Contre Hitler, tout contre. La griffe Sokourov appliquée à un sujet douteux et théâtral : Adolf H. et ses nazis nazes divaguant dans le palais du Führer.
Quelle mouche a piqué Alexandre Sokourov, qui, après une brève et inédite Sonate pour Hitler tournée en 1979, remet le couvert avec faste vingt ans après en détaillant par le menu vingt-quatre heures de la vie privée du Führer et de son entourage dans son monumental Berghof de Berchtesgaden ? Le choix d’un tel sujet ne peut être anodin. Et pourtant, le point de vue sur le dictateur fasciste s’avère au bout du compte assez insignifiant.
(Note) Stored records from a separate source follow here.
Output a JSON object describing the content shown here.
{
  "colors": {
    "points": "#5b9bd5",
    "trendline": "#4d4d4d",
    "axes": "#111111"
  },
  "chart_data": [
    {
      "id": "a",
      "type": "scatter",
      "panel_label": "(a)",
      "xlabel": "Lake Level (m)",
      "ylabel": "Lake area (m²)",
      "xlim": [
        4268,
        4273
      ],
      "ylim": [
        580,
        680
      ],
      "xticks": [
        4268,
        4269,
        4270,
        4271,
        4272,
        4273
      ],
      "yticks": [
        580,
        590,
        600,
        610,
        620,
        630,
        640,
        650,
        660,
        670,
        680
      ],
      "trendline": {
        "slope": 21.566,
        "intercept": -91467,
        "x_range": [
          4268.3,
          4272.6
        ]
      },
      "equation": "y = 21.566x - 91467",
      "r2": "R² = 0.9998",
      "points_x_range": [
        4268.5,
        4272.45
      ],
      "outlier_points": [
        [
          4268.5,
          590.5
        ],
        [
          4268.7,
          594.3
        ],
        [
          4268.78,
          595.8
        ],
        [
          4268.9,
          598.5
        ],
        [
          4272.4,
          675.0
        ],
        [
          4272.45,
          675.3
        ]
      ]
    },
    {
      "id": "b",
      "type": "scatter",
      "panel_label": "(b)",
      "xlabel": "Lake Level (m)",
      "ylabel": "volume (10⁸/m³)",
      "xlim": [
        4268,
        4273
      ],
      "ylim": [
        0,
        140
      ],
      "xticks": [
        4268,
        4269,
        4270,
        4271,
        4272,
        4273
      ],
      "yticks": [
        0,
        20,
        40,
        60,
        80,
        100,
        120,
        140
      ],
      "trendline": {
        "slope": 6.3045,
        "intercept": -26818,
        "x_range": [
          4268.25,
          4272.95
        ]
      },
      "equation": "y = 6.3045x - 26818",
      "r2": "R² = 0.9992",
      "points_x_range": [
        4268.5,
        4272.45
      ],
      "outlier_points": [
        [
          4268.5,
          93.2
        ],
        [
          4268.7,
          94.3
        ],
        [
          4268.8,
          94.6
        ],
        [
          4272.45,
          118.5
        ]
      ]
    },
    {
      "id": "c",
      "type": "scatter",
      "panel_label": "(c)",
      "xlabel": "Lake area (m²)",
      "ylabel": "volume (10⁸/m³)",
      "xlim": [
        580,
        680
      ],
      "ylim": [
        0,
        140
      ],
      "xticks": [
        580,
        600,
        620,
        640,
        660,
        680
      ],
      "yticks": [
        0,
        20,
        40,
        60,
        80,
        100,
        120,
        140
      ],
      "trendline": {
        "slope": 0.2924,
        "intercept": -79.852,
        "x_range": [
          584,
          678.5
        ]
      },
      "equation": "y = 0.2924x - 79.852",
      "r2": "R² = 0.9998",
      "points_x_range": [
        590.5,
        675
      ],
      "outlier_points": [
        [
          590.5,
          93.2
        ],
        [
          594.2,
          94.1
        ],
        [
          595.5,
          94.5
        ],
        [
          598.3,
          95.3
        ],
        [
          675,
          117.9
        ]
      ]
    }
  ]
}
Centré sur le personnage d’Eva Braun, fofolle touchante qui jappe comme une petite chienne pour obtenir une marque d’affection de son maître ingrat, Moloch est un kammerspiel luxueux où, servis par des SS silencieux, Adolf et quelques pontes du régime (Bormann, Goebbels et sa femme) font assaut de mauvais bons mots, festoient chichement, et dans l’ensemble ne font que divaguer. Comme si le régime nazi n’avait été constitué que d’un ramassis d’idiots irresponsables et décadents. C’est un peu simple et cela pourrait surtout servir à absoudre leurs crimes sur l’air chrétien de « Pardonnez-leur, Seigneur, ils ne savent pas ce qu’ils font ». Si, ils savaient ! La vision d’Hitler essuyant métaphoriquement sa merde avec ses mains ne peut pallier d’indispensables repères et référents historiques. Inconséquence grave. Pour le cinéaste, Hitler était un bouffon, un végét-aryen, un hypocondriaque égoïste, un roi capricieux tout à fait détaché des réalités de son régime sadique. L’anecdote sur Auschwitz en dit long. A Eva Braun (ou Magda Goebbels), qui évoquele camp de la mort, Adolf répond : « Auschwitz, connais pas. » Sokourov affirme que les dialogues sont tirés d’archives. Peut-être, mais tout dans sa mise en scène incite à penser le contraire, à considérer ce spectacle comme une nébuleuse fantaisie. L’évident talent plastique du cinéaste filtres, flou artistique, images nimbées, brouillard joue contre lui en rendant cette farce irréelle.
Ce huis clos très peu sartrien rappelle certains péplums où les dieux de l’Olympe badinent de sujets triviaux alors qu’ils tiennent le sort de l’humanité entre leurs mains. Seul le bref dialogue d’Hitler avec un prêtre a un certain intérêt (« Vous priez un dieu mort », rugit le Führer). Encore aurait-il fallu développer. Ce rare moment où le personnage exprime une conviction violente ne suffit pas à prendre au sérieux ce tableau quasi allégorique où Hitler est dépeint comme un être proche du gâtisme et sa compagne, comme une gentille évaporée. On retiendra donc de Moloch ses beaux camaïeux bleu-vert, son superbe travail sur la lumière et les imposants décors du palais où, au début du film, Eva Braun, nue, tel un elfe, fait d’espiègles entrechats au bord d’un gouffre. Sokourov, lui, est tombé dedans.